Titel: Totenhaut Kostenlos Bücher Online Lesen
Autoren: Chris Simms
Vom Netzwerk:
sich bereit erklärt, Alice nach der Feier abzuholen.
    Als er in dem Weinlokal ankam, sah er gleich, dass sie einen ausgelassenen Abend verbracht hatten. Auf dem Tisch standen jede Menge leere Flaschen herum, und alle saßen mit vom Suff entgleisten Zügen da. Jon hatte sich neben Melvyn und Alice gesetzt. Als Melvyn ihn erkannte, stellte er ihn allen vor und griff sofort nach einer Flasche Wein, um auch Jon ein Glas einzuschenken.
    »Nur ein kleines«, hatte Jon lächelnd gesagt, seine ausgestreckte Hand mit der Handfläche nach unten haltend.
    »Blödsinn. Ruft euch ein Taxi«, antwortete Melvyn und füllte das Glas randvoll.
    Jon schüttelte den Kopf, das Grinsen noch immer im Gesicht. »Es würde Stunden dauern, euch einzuholen, und die machen in zehn Minuten zu.«
    Alice war an seine Schulter gesunken, fummelte an einer Packung Zigaretten herum und setzte ihre Debatte mit Melvyn da fort, wo Jons Ankunft sie unterbrochen hatte. Wer denn nun den größten Sex-Appeal habe: Ewan McGregor, Johnny Depp oder Keanu Reeves.
    Mensch, wird die morgen einen Kater haben, dachte Jon, zündete sich selbst eine Zigarette an und sah sich um. Fiona saß am anderen Ende des Tisches, ein Glas Wein umklammernd und in ein ernsthaft wirkendes Gespräch mit der Frau neben ihr vertieft.
    Auf einmal stellte er fest, dass er Fiona eingehend betrachtete.
    Eigentlich wäre sie eine hinreißende Erscheinung gewesen, aber etwas war an ihr, das diesen Eindruck beinahe zunichte machte. Ihr Gesicht war angenehm proportioniert, keine einzelnes Merkmal, das die anderen störend überlagert hätte. Ihr hellbraunes Haar war professionell geschnitten, wahrscheinlich von Melvyn, wie Jon annahm. Sie trug ein blassblaues Kaschmiroberteil, der Ausschnitt gerade tief genug, um den Blick auf eine glitzernde Halskette freizugeben.
    Doch der Gesamteindruck wurde irgendwie beeinträchtigt. Jederzeit bereit, den Blick abzuwenden, sobald der ihre in seine Richtung ging, studierte er sie noch aufmerksamer. Waren es ihre Augenbrauen? Hatte sie beim Zupfen vielleicht ein wenig übertrieben? Den Eyeliner zu grob aufgetragen?

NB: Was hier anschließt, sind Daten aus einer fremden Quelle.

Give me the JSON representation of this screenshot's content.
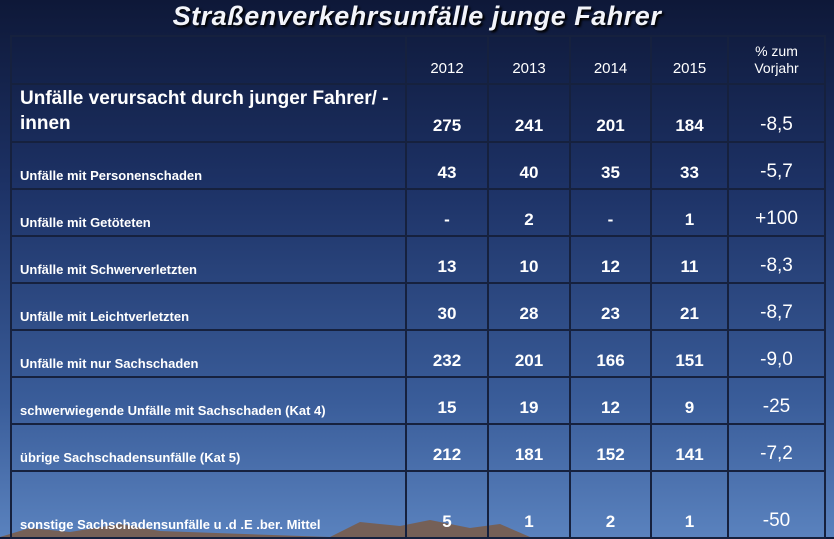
{
  "header": {
    "title": "Straßenverkehrsunfälle  junge Fahrer"
  },
  "table": {
    "columns": [
      "2012",
      "2013",
      "2014",
      "2015",
      "% zum Vorjahr"
    ],
    "rows": [
      [
        "Unfälle verursacht durch junger Fahrer/ -innen",
        "275",
        "241",
        "201",
        "184",
        "-8,5"
      ],
      [
        "Unfälle mit Personenschaden",
        "43",
        "40",
        "35",
        "33",
        "-5,7"
      ],
      [
        "Unfälle mit Getöteten",
        "-",
        "2",
        "-",
        "1",
        "+100"
      ],
      [
        "Unfälle mit Schwerverletzten",
        "13",
        "10",
        "12",
        "11",
        "-8,3"
      ],
      [
        "Unfälle mit Leichtverletzten",
        "30",
        "28",
        "23",
        "21",
        "-8,7"
      ],
      [
        "Unfälle mit nur Sachschaden",
        "232",
        "201",
        "166",
        "151",
        "-9,0"
      ],
      [
        "schwerwiegende Unfälle mit Sachschaden (Kat 4)",
        "15",
        "19",
        "12",
        "9",
        "-25"
      ],
      [
        "übrige Sachschadensunfälle (Kat 5)",
        "212",
        "181",
        "152",
        "141",
        "-7,2"
      ],
      [
        "sonstige Sachschadensunfälle u .d .E .ber. Mittel",
        "5",
        "1",
        "2",
        "1",
        "-50"
      ]
    ]
  }
}
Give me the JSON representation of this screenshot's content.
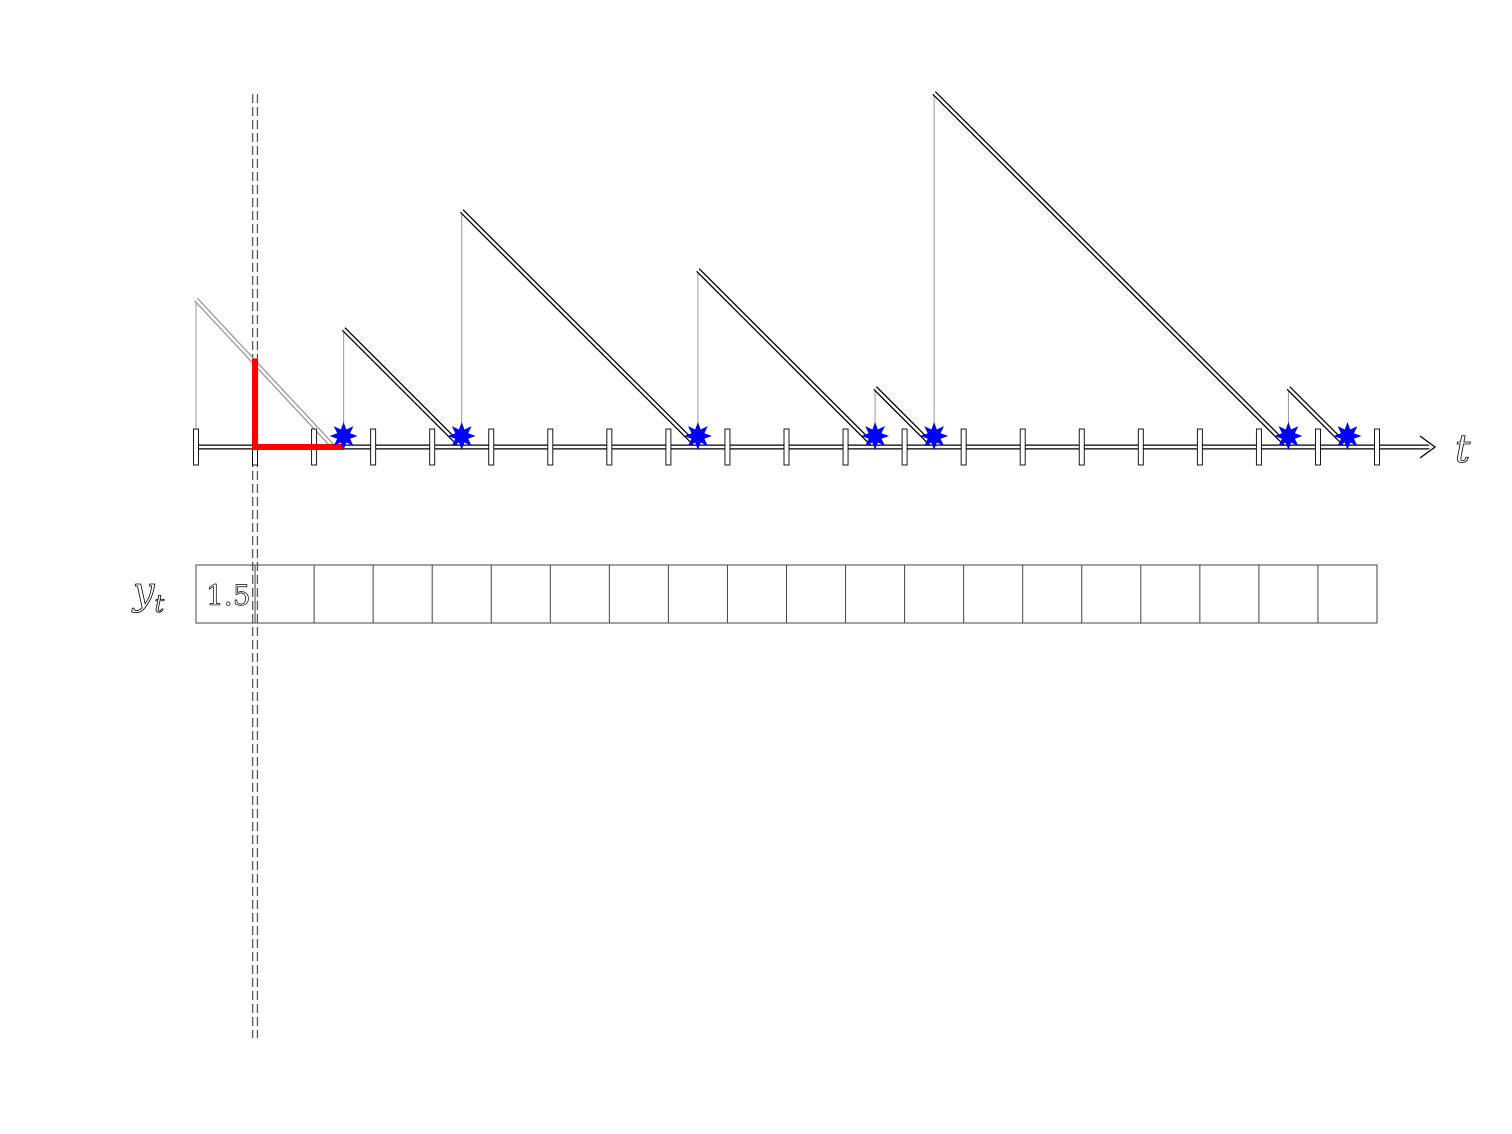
{
  "diagram": {
    "time_axis_label": "t",
    "row_label": "y",
    "row_label_subscript": "t",
    "slots": 20,
    "time_range": [
      0,
      20
    ],
    "cursor_time": 1,
    "sawtooth_teeth": [
      {
        "start": 0,
        "end": 2.33,
        "height": 2.5,
        "cycle": "faded"
      },
      {
        "start": 2.5,
        "end": 4.5,
        "height": 2.0
      },
      {
        "start": 4.5,
        "end": 8.5,
        "height": 4.0
      },
      {
        "start": 8.5,
        "end": 11.5,
        "height": 3.0
      },
      {
        "start": 11.5,
        "end": 12.5,
        "height": 1.0
      },
      {
        "start": 12.5,
        "end": 18.5,
        "height": 6.0
      },
      {
        "start": 18.5,
        "end": 19.5,
        "height": 1.0
      }
    ],
    "event_times": [
      2.5,
      4.5,
      8.5,
      11.5,
      12.5,
      18.5,
      19.5
    ],
    "highlight": {
      "time": 1,
      "value": 1.5,
      "until": 2.5
    },
    "cells": [
      "1.5",
      "",
      "",
      "",
      "",
      "",
      "",
      "",
      "",
      "",
      "",
      "",
      "",
      "",
      "",
      "",
      "",
      "",
      "",
      ""
    ],
    "colors": {
      "stroke": "#000000",
      "faded": "#999999",
      "highlight": "#ff0000",
      "event": "#0000ff",
      "cursor": "#555555"
    }
  }
}
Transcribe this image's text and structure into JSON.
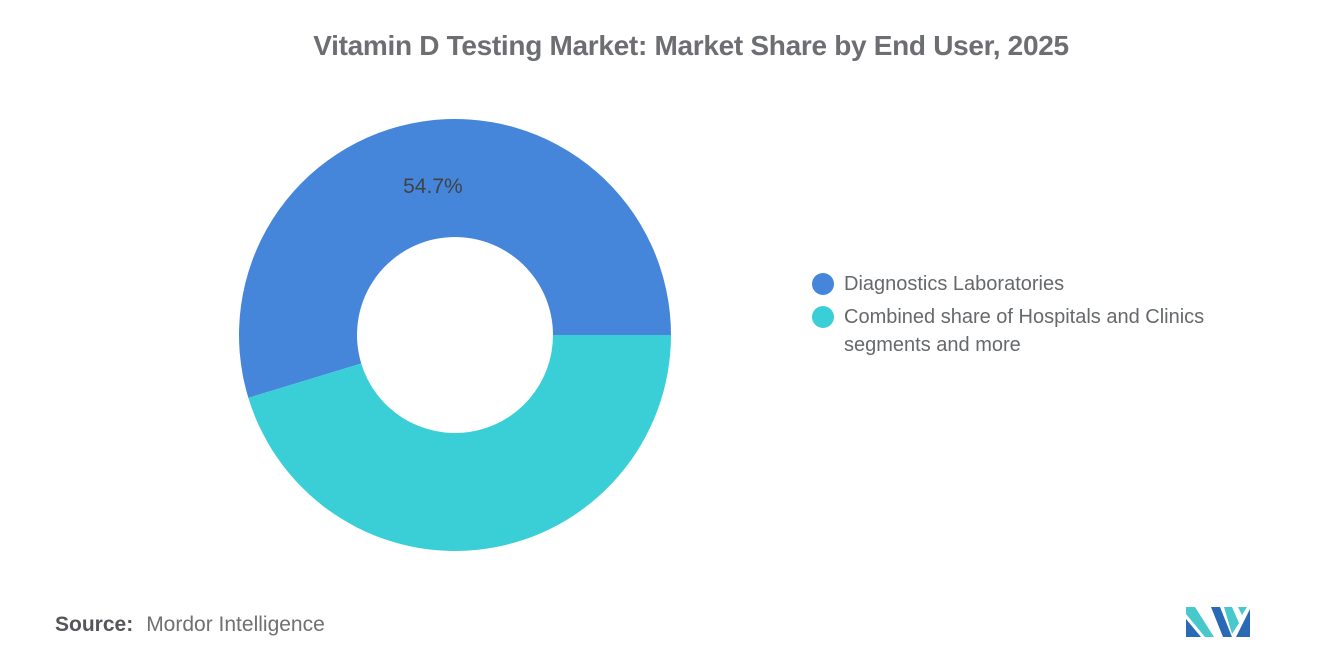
{
  "title": "Vitamin D Testing Market: Market Share by End User, 2025",
  "chart_data": {
    "type": "pie",
    "title": "Vitamin D Testing Market: Market Share by End User, 2025",
    "donut": true,
    "inner_radius_ratio": 0.456,
    "start_angle_deg": 0,
    "direction": "counterclockwise",
    "legend_position": "right",
    "slices": [
      {
        "label": "Diagnostics Laboratories",
        "value": 54.7,
        "data_label": "54.7%",
        "color": "#4586DB"
      },
      {
        "label": "Combined share of Hospitals and Clinics segments and more",
        "value": 45.3,
        "data_label": "",
        "color": "#3ACFD6"
      }
    ]
  },
  "source": {
    "label": "Source:",
    "text": "Mordor Intelligence"
  },
  "logo": {
    "name": "mordor-intelligence-logo",
    "blue": "#2A6AB4",
    "teal": "#47C8CB"
  }
}
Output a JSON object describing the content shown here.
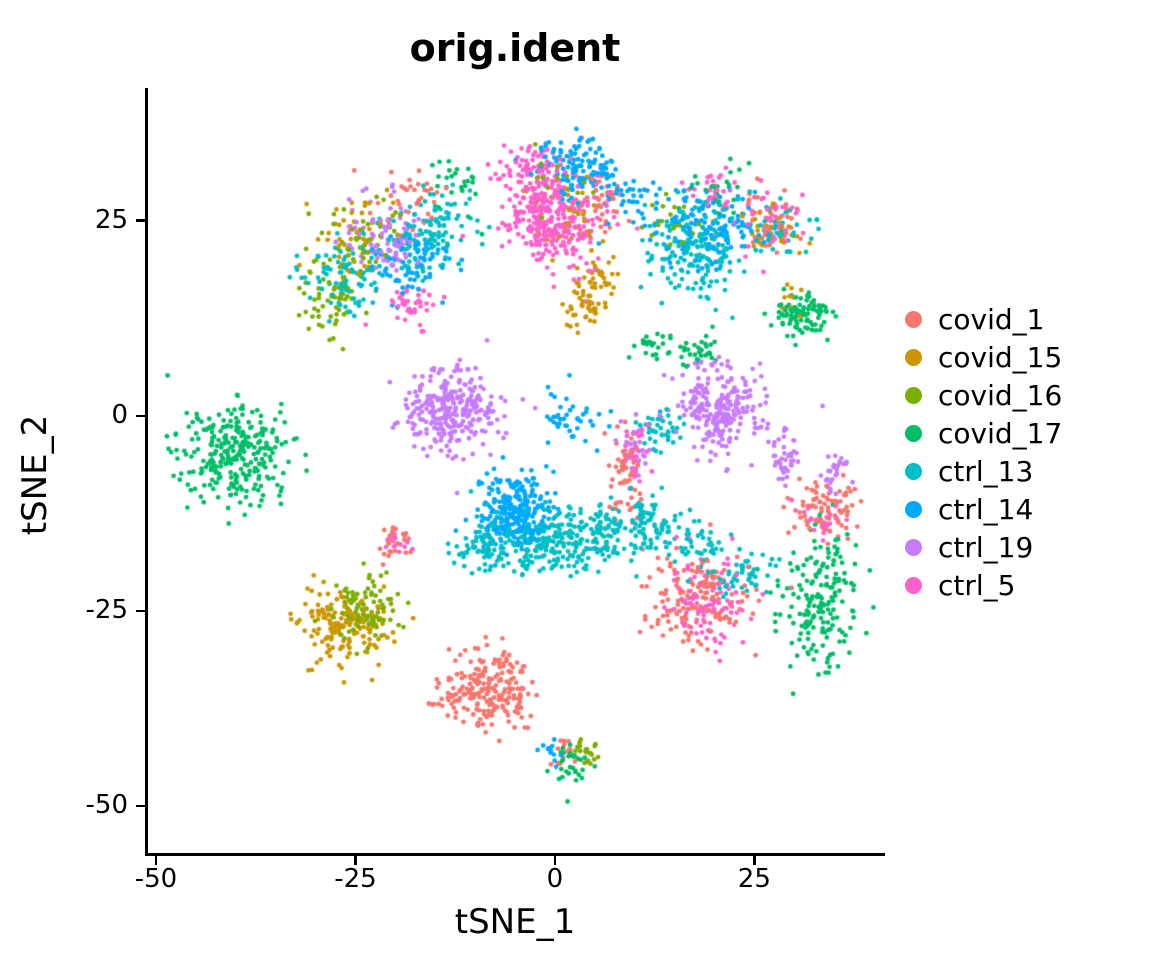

    Dann dämmerte es ihm plötzlich. Der negative Eindruck kam nicht von einer bestimmten Einzelheit, es war ihr ganzer Gesichtsausdruck, verstärkt durch die Linien an ihren Augen- und Mundwinkeln. Alles zeigte nach unten, und die Haut unter ihrem Kinn wirkte lose und schlaff. Ihr Gesicht ließ die langsame und kumulative Wirkung von Schmerz erkennen. Einen ähnlich abgehärmten Ausdruck hatte er bei seinem Großvater gesehen, als der Krebs vollkommen Besitz von ihm ergriffen hatte. Jon überlegte gerade, was wohl an ihr nagte, als plötzlich ein unruhiges Flackern in ihren Blick trat.
    Er schaute nach rechts und sah einen bulligen Mann an der Tür stehen. Seine Arme waren gekreuzt, und ein ausladender Bauch hing ihm über den Gürtel. Er nickte Richtung Tür, und Jon sah die Autoschlüssel, die er in einer Hand hielt.
    Sofort tastete Fiona nach ihrer Tasche und verabschiedete sich hastig von der Kollegin, mit der sie sich unterhalten hatte. Melvyn registrierte ihre Bewegung und sah sich nach einer Erklärung um. Als er den Mann an der Tür sah, rief er ihm sarkastisch entgegen: »Jeff! Schön, Sie zu sehen. Trinken Sie noch schnell einen mit uns?«
    Der Mann blieb, wo er war und schüttelte nur den Kopf.
    »Ja, und du mich auch«, murmelte Melvyn.
    Fiona stand jetzt bereits, ihre Aufregung und Verlegenheit waren nicht zu übersehen. »Bis Montag, alle miteinander«, verabschiedete sie sich. Sie hatte schon leichte Schwierigkeiten beim Sprechen.
    Melvyn stand auf und umarmte sie, dann sah er mit gequälter Miene zu, wie sie durch das Lokal und zur Tür hinaus torkelte. Jon blickte in die Runde und sah ähnliche Regungen in den Mienen aller anderen.
    Seufzend setzte Melvyn sich wieder. »Verfluchtes Arschloch.«
    »Ist das Fionas bessere Hälfte?«, fragte Jon.
    Doch seine Frage war unbeantwortet geblieben, denn der ganze Tisch hatte angefangen, sich darüber zu unterhalten, warum sie bei ihm blieb.
    Eine Frau betrat das Café. Sie trug ein seltsames Durcheinander von Kleidern, ihr Haar war in die Stirn gekämmt, und sie versuchte, den Kopf gesenkt zu halten, während sie sich rasch im Lokal umblickte. Ihre Blicke trafen sich. Im selben Moment, als er sie erkannte, bemerkte Jon auch die Verletzung in ihrem Gesicht. Er hob eine Hand hoch.